In response to the market stress that arose when the pandemic first hit in early 2020, the U.S. Securities and Exchange Commission (SEC) proposes reforms designed to shore up the money market fund sector.
The SEC voted to propose a series of rule changes to address the liquidity issues that afflicted money market funds at the time.
“In March 2020, growing economic concerns about the impact of the Covid-19 pandemic led investors to reallocate their assets into cash and short-term government securities,” the SEC said in a release. “Prime and tax-exempt money market funds, particularly institutional funds, experienced large outflows, which contributed to stress on short-term funding markets.”
Among other things, the proposals would increase liquidity requirements for money market funds, remove provisions that allow funds to impose liquidity fees or to suspend redemptions when a fund’s liquidity drops below a certain threshold, and require certain funds to adopt policies that impose the liquidity cost of redemptions on investors.

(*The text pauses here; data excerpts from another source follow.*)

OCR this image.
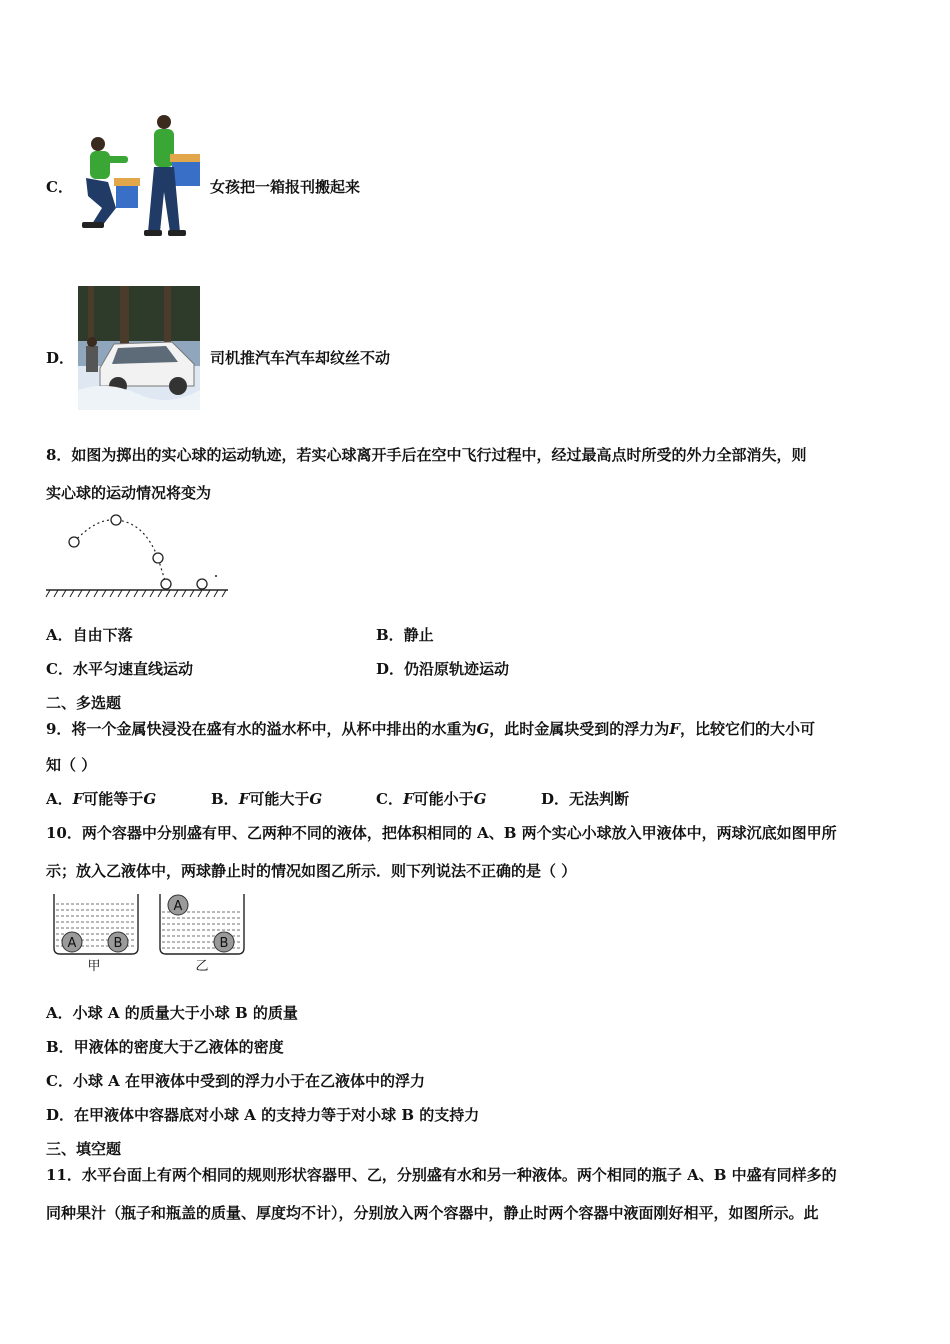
C．	女孩把一箱报刊搬起来
D．	司机推汽车汽车却纹丝不动
8．如图为掷出的实心球的运动轨迹，若实心球离开手后在空中飞行过程中，经过最高点时所受的外力全部消失，则
实心球的运动情况将变为
A．自由下落	B．静止
C．水平匀速直线运动	D．仍沿原轨迹运动
二、多选题
9．将一个金属快浸没在盛有水的溢水杯中，从杯中排出的水重为G，此时金属块受到的浮力为F，比较它们的大小可
知（ ）
A．F可能等于G	B．F可能大于G	C．F可能小于G	D．无法判断
10．两个容器中分别盛有甲、乙两种不同的液体，把体积相同的 A、B 两个实心小球放入甲液体中，两球沉底如图甲所
示；放入乙液体中，两球静止时的情况如图乙所示．则下列说法不正确的是（ ）
A	B
甲
A
B
乙
A．小球 A 的质量大于小球 B 的质量
B．甲液体的密度大于乙液体的密度
C．小球 A 在甲液体中受到的浮力小于在乙液体中的浮力
D．在甲液体中容器底对小球 A 的支持力等于对小球 B 的支持力
三、填空题
11．水平台面上有两个相同的规则形状容器甲、乙，分别盛有水和另一种液体。两个相同的瓶子 A、B 中盛有同样多的
同种果汁（瓶子和瓶盖的质量、厚度均不计），分别放入两个容器中，静止时两个容器中液面刚好相平，如图所示。此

The proposals would also increase regulatory reporting requirements to enhance the SEC’s ability to monitor money market funds.
“Together, these amendments are designed to reduce the likelihood of runs on money market funds during periods of stress,” said SEC chairman, Gary Gensler, in a release.
“They also would equip funds to better meet large redemptions, addressing concerns about redemption costs and liquidity,” he said.
The proposals will be published for a 60-day public comment period in the Federal Register.